Anche una lettura sommaria dell’opera ci annuncia che in questa storia il contrasto fra classi sociali innerva tutto: le più sparute pause, i soprassalti delle esclamazioni, i singoli vocaboli e gli innumerevoli aggettivi; sennonché, in un prodigioso sovrapporsi di scrittura a scrittura e senza che ciò aumenti la gravità della materia letteraria, le stesse esclamazioni e gli stessi vocaboli raccontano pure l’articolato intreccio amoroso che da quel dibattito sociale viene prima filtrato e poi destinato a impreviste risoluzioni.
Oggi parleremmo, parafrasando il titolo, di uno spettacolare gioco di ruoli in cui, per buon tratto della vicenda, ogni personaggio, mascherando se stesso presso alcuni ma non presso altri, si trova ad essere depositario di una porzione di realtà nota solo a lui, e questo mentre gli altri protagonisti agiscono nei suoi confronti allo stesso modo. A risultarne, è un ordigno comico irresistibile che ha la perfezione di una macchina celibe. Il mondo come teatro annunciato da Shakespeare si risolve così ne ‘Il gioco dell’amore e del caso’ in un nuovo hortus conclusus autarchico e autofunzionante, in cui nulla manca, in cui tutto è spasso, e in cui lo spasso è la grana stessa in cui si traduce la difficoltà di vivere.

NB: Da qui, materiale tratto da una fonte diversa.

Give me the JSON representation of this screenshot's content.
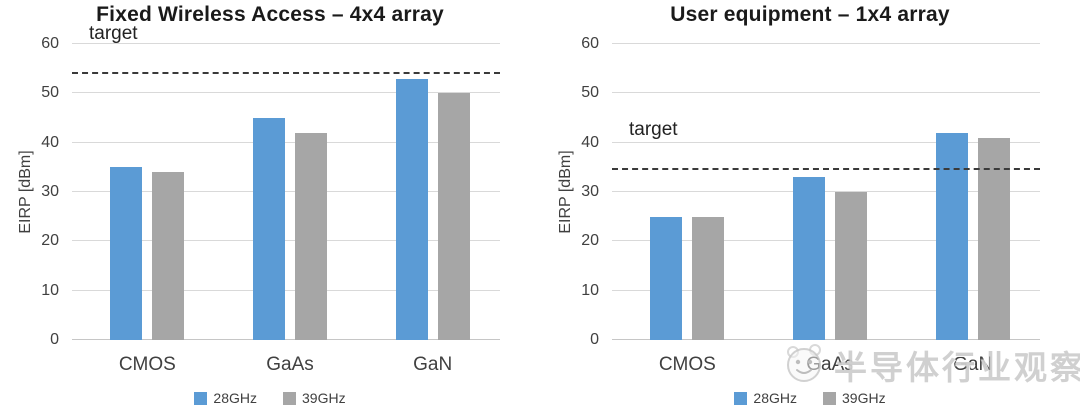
{
  "colors": {
    "bar_28ghz": "#5B9BD5",
    "bar_39ghz": "#A6A6A6",
    "gridline": "#D9D9D9",
    "axis_text": "#404040",
    "target_line": "#3A3A3A",
    "title_text": "#1A1A1A",
    "watermark": "#969696"
  },
  "watermark": {
    "text": "半导体行业观察",
    "logo": "wechat-account-face-logo"
  },
  "chart_data": [
    {
      "type": "bar",
      "title": "Fixed Wireless Access – 4x4 array",
      "xlabel": "",
      "ylabel": "EIRP [dBm]",
      "categories": [
        "CMOS",
        "GaAs",
        "GaN"
      ],
      "series": [
        {
          "name": "28GHz",
          "color": "#5B9BD5",
          "values": [
            35,
            45,
            53
          ]
        },
        {
          "name": "39GHz",
          "color": "#A6A6A6",
          "values": [
            34,
            42,
            50
          ]
        }
      ],
      "target": {
        "label": "target",
        "value": 54
      },
      "ylim": [
        0,
        60
      ],
      "ytick_step": 10,
      "grid": true,
      "legend_position": "bottom"
    },
    {
      "type": "bar",
      "title": "User equipment – 1x4 array",
      "xlabel": "",
      "ylabel": "EIRP [dBm]",
      "categories": [
        "CMOS",
        "GaAs",
        "GaN"
      ],
      "series": [
        {
          "name": "28GHz",
          "color": "#5B9BD5",
          "values": [
            25,
            33,
            42
          ]
        },
        {
          "name": "39GHz",
          "color": "#A6A6A6",
          "values": [
            25,
            30,
            41
          ]
        }
      ],
      "target": {
        "label": "target",
        "value": 34.5
      },
      "ylim": [
        0,
        60
      ],
      "ytick_step": 10,
      "grid": true,
      "legend_position": "bottom"
    }
  ]
}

La versione italiana da noi proposta ha molto lavorato sull’impasto strutturale che Marivaux affida al suo vocabolario. Il Settecento implicito in appellativi del tipo ‘servo’ o ‘padrone’ a cui ci riferivamo nelle prime righe è stato, ad esempio, messo in sordina per lasciar spazio a un codice impiegatizio capace di assorbire la piccola comunità della commedia in un mondo del lavoro prossimo al nostro, e che come il nostro abbia esperienza di crisi collettive e di manovre finanziarie indispensabili per riassestare i bilanci. Per questo motivo siamo stati indotti a immaginare che due grandi famiglie, due potenti dinastie, tentino una fusione societaria confidando in un matrimonio di convenienza tra i rispettivi rampolli a cui le nozze non verranno espressamente imposte, ma quasi. Un ‘quasi’ decisivo, poiché è qui che ha sede il cuore narrativo del Gioco, in questa ipocrisia di fondo per cui l’amore che provvidenzialmente avvincerà Silvia e Dorante consentirà un’apparenza di legittimità morale a un esito che, altrimenti, c’è da pensare sarebbe avvenuto comunque.
Così, negli infingimenti e negli inganni orditi dalle autorità dominanti (gli adulti, i padri), la materia sentimentale e romantica darà l’illusione di prendere il sopravvento vestendo con parvenze di natura la grande macchina affaristica che in realtà manovra le cose del mondo.